Event that generated this alert:
RID:0160 TS:05/18/2014 05:48:01 SN:PS1 Status ST:Power Supply ED:Predictive Failure ET:Asserted EC:Non-Critical
RID:0160 RT:02 TS:53784991 GID:0020 ER:04 ST:08 S#:50 ET:6F ED:A2 06 30 EX:01 FF FF FF FF FF FF FF
Are they both failing?
Digging this out requires the IPMI specification, the platform specification and any specific device specifications (PMbus in this case)
or the trouble shooting guide. Server Products — System Event Log troubleshooting guides
The Intel SELVIEW tool provides a pretty good translation, but the ED: does contain a tiny bit more, which is the Power supply is complaining that the input AC is too low.
and as Edward noted, some UPSs "AC" outputs leave a lot to be desired. (a pulsating DC square wave does not provide the same power as a true AC syne wave)
RID = Line number in SEL
RT = Record type = System Event
TS = Time Stamp
GID = Generator ID = 20 BMC did the logging
ER = Event Message Type = IPMI 2.0
ST = Sensor Type = 08 = Power Supply
S# = Sensor Number = 50 = Power Supply 1 from SDR file
ET = Event Type = 6F = 0110 1111 (bit 7 =0 = Assert) Bit 0 to 6 = 6F = Sensor Specific event (in this case PMbus event)
ED = Event Data = The good stuff.
A2 = valid OEM data in the next 2 bytes
06 = Input voltage to the power supply LOW
30 = PMbus "Status_Input" byte = Input under voltage warrning and input under voltage fault.
EX = Extended Data = 01 ff ff ff ff ff ff ff ff = Not used for this sensor
Will have to dig out the other info, both UPSs' are APC 1500s' rack mounts.
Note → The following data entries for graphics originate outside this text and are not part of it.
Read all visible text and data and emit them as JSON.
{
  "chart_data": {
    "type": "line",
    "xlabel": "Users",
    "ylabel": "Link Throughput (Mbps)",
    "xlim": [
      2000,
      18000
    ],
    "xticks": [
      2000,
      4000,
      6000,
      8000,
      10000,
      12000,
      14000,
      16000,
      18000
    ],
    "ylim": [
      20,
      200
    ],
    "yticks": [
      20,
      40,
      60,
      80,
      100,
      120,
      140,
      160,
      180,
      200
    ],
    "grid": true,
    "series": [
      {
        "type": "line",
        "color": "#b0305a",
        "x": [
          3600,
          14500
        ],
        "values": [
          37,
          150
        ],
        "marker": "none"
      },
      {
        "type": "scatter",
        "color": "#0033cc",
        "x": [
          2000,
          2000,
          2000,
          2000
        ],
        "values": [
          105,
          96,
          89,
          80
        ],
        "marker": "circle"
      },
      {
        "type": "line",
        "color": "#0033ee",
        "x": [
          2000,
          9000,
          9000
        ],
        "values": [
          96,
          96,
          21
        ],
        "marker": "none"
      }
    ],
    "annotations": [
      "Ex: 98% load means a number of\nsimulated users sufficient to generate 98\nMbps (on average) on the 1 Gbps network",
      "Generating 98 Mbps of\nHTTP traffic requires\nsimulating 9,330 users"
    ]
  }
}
Don't have model numbers here. Got to run, server down, but will get more info as time allows.
Not sure if this was resolved yet or not. But at my company we've experienced similar issues. Had to do with the sine wave that the UPS is built to use. The Intel Server Systems come with
PSUs that require Pure Sine Waveform output from a UPS. Most of the cheaper UPS' do not use Pure Sine waves and instead use a stepped
approximation to one. Both Intel and APC Support confirmed this for us and both are getting lots of reports about it. There is no workaround other than using the
correct type of UPS or no UPS.
APC has two lines of UPS', Back-UPS which uses the stepped waveform, and Smart-UPS which uses Pure Sine Wave. The problem is the difference in price is pretty big.
Hope this helps..
Well I finally got around to checking my UPS info and they are both Smart UPS 1500s' so I am not sure that is the issue. Have issues with a JBOD2000 array also. The problem with the JBOD happens when AC power is restored. Don't know what to make of the alerts, and now have a customer with a pair of these in different locations. One gets the warning and one does not.